Männer brauchen länger als Frauen für Karrierestart
Soll heißen, dass Männer später starten und länger brauchen als ihre Kolleginnen, und oft machen diese im Fernsehen oder Kino so früh Karriere, dass sie sogar die Schauspielschule überspringen, hat Stötzner, der schon auf allen großen deutschen Bühnen stand, beobachtet. "Die Erfahrung zeigt, dass Schauspieler auf der Bühne sich erst nach einer gewissen Zeit durchsetzen. Bei den Frauen ist es umgekehrt: Die haben eher Möglichkeiten jung zu reüssieren."
Ernst Stötzner: Mit dem Alter wird auch das Rollenprofil älter
Ernst Stötzner hat in Frankfurt am Main erst zwei staatliche Schauspielschulen durchlaufen, bis er von Regisseur Peter Stein an die berühmte Schaubühne in Berlin gerufen wurde. Jetzt ist er 71 und steht im Antikenzyklus am Schauspielhaus auf der Bühne - dem Mammutprojekt von Hausherrin Karin Baier, das er einfach deshalb bewältigt, weil - wie er sagt - das Theater sein Zuhause ist. "Im Theater sein, das ist für mich eine kleine Lebensform. Und in dem Moment, wo ich angefangen habe zu spielen, habe ich gemerkt: Das ist der Ort an dem ich wach bin und Energie und Interesse habe." Aber, sagt er lachend weiter: "Auch wenn man alterslos erscheint, die Zeit greift dann doch zu und man wird dann doch älter und dann wird natürlich auch das Rollenprofil älter."

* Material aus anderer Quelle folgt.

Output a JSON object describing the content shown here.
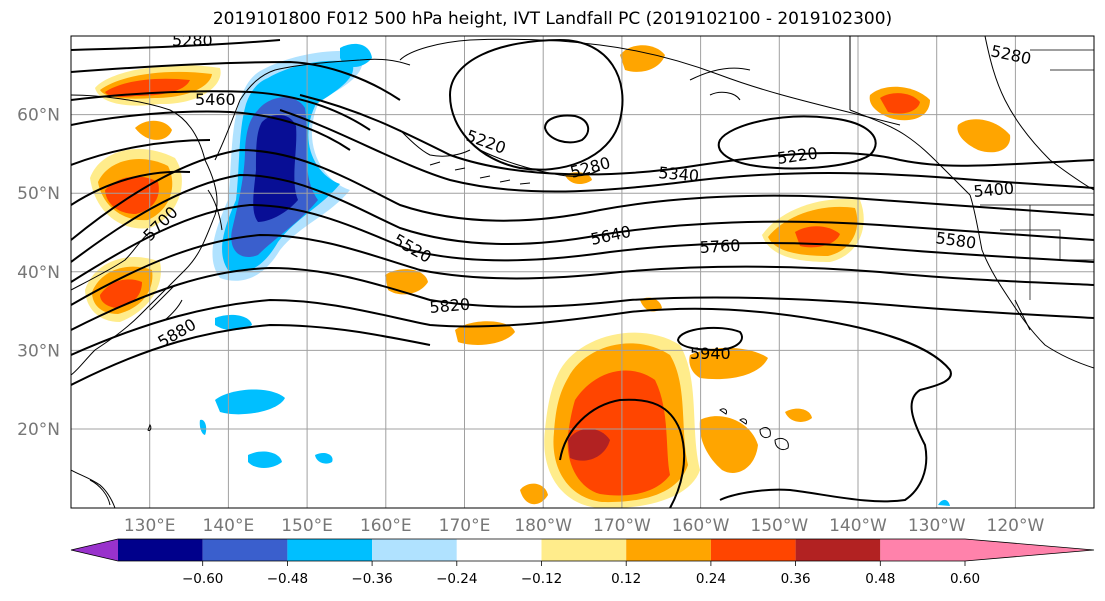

Maren Kroymann: "Ich passe zufällig in ein neues Rollenbid"
Nennen wir es mal die melancholische Gelassenheit eines Ü-70-Jährigen, die einer Kollegin ganz fern liegt, seit sie 60. Geburtstag gefeiert hat - obwohl sie genauso erfolgreich und erfahren ist: Maren Kroymann. "Es ist einfach nicht schön", sagt sie. "Man kriegt diese Zipperlein dann ist diese sechs davor und vor allem ist es diese Diskrepanz zwischen dieser Sechs und dem wie ich mich fühle." Was vor zehn Jahren galt, gilt für Maren Kroymann auch mit 74. Auch bei ihr schafft Erfolg Gelassenheit. "Alle sagen: Frauen in einem bestimmten Alter kriegen keine Rollen mehr", meint sie. "Aber auf einmal entdecken die mich für die 20.15-Uhr-Termine am Sonntagabend, wo ich 30 Jahre lang nie vorkam, weil ich jetzt angeblich der moderne Typ von fitter Mittsechzigerin bin, die dann auch die Oma spielen kann, die dann mit den Enkeln kifft. Also, es gibt da so ein neues Rollenbild und da passe ich jetzt zufällig rein. Das zeigt, dass man manchmal einen langen Atem braucht. Da kommt die Mode zu einem, anstatt dass man selber zu der Mode geht."
Iris Berben: Mit grauen Haaren "total festgetackert" auf Rollen
Vielleicht finden aber gerade Frauen es ungerecht, wenn sich Typen wie Brad Pitt einfach auf ihr verschmitztes Grinsen verlassen können und Keith Richards sich auf seine zerklüftete, aber fotogene Gesichtslandschaft. Iris Berben ist da realistisch. Für die aktuellen Rollen verlässt sie sich auf die Kunst ihrer Haar-Stylistin, obwohl sie auch das Grau rauswachsen lassen könnte. "Aber man ist dann total festgetackert auf bestimmte Rollen", sagt sie. "Deshalb gehe ich immer die Mühe ein, mir eine Perücke mit grauen Haaren aufsetzen zu lassen und meine eigenen Haare dann doch zu färben, um einfach eine größere Auswahl an Rollen zu haben - und auch sonst, damit sie noch hinter mir her pfeifen können."